The answer is, confusingly, that they don't exist, or at least that they're not factored into the reaction as described. Immediately after the reaction, the carbon will have only 4 electrons. It will undoubtedly acquire two more soon from the surroundings - but that is not within the scope of the question.
So to deal with this issue, we have a few choices:
We could subtract the mass of these two electrons from the mass of the carbon on the right hand side of the equation in order to find the correct mass immediately after the reaction.
Or we could subtract the masses of all electrons involved on both sides of the equation. That might be preferable from a purist point of view. After all, we are dealing with nuclear physics here and we only interested in what is in the nucleus.
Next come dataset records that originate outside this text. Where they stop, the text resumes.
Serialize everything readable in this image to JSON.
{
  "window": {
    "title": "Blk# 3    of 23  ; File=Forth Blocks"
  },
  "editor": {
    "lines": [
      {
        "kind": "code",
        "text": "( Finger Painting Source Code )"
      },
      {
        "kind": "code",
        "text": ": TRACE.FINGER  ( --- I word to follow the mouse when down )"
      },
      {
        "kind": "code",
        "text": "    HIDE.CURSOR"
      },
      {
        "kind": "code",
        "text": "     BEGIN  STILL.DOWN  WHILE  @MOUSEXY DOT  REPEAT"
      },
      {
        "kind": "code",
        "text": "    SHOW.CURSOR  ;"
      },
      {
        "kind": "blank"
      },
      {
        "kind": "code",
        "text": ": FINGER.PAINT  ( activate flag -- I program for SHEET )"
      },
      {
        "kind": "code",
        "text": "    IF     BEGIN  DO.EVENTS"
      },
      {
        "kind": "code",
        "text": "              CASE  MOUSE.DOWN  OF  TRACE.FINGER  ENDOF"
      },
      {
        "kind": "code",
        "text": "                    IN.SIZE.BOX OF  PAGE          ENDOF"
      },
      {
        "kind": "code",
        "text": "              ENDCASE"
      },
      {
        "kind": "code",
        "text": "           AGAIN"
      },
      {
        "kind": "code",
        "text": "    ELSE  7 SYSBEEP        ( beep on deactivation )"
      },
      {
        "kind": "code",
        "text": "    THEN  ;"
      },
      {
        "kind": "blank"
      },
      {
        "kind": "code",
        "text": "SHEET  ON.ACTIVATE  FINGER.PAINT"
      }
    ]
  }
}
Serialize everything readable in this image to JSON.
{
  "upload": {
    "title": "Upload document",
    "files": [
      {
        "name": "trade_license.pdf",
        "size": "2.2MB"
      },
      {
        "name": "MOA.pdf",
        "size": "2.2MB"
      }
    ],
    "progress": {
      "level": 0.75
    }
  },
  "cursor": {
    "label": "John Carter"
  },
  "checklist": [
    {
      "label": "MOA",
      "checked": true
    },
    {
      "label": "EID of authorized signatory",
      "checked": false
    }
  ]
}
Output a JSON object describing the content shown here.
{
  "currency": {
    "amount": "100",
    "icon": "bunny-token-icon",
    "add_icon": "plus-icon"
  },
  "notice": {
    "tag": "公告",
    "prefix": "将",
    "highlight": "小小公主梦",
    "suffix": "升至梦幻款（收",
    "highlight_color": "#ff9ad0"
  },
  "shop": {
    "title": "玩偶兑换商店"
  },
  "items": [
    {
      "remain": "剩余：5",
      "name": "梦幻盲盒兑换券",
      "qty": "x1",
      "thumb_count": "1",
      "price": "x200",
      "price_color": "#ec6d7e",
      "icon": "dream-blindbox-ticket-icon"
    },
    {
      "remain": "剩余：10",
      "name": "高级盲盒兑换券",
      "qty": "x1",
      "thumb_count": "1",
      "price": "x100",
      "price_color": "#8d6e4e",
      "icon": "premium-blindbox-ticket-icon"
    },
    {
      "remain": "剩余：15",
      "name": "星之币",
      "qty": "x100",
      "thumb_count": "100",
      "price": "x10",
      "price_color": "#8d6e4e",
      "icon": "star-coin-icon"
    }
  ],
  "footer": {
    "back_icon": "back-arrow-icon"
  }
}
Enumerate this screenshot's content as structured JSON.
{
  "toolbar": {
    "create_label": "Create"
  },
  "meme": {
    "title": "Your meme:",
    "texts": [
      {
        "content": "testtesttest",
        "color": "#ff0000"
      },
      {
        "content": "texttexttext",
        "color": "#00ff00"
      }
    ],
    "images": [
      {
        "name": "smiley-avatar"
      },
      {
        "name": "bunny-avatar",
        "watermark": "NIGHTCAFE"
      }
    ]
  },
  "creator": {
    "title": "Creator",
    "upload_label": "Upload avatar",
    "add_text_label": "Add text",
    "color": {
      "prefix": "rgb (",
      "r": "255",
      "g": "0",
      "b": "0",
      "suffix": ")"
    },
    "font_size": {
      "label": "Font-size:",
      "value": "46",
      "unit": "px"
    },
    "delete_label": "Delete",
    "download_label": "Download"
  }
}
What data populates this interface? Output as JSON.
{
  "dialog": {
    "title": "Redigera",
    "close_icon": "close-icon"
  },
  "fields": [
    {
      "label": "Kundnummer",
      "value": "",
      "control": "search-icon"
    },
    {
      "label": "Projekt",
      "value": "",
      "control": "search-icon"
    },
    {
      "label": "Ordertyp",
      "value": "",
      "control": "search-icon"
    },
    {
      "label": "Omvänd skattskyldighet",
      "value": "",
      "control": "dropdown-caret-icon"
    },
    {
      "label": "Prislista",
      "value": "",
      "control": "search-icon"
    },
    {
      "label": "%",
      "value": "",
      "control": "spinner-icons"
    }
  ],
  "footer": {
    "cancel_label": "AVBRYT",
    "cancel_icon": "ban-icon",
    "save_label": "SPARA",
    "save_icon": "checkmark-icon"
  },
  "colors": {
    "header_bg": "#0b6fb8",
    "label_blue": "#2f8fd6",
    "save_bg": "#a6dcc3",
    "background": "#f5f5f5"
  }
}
But it is much easier to make a small change to the left hand side of the equation. If we use the mass of a Helium-4 atom from page 83 instead of using the mass of an alpha particle there, we have included the mass of six electrons on the left of the equation and six electrons on the right hand side. By doing that, they will balance each other out - and have no effect on the number we are actually looking for: the change of the nuclear mass during the reaction.
Is all of that a bit subtle for a Leaving Cert paper? Where students are not only trying to master this topic, but everything else on the syllabus too - and also everything they have to learn in six or seven other subjects? Perhaps it is. But we were reassured last year that they SEC didn't penalise students on this issue at all if they ignored the electron masses. Full marks were awarded regardless of whether they used the page 83 or page 47 values. Which seems fair enough to me.
But now that the issue has been highlighted in this way, I wonder will they be so forgiving in the future?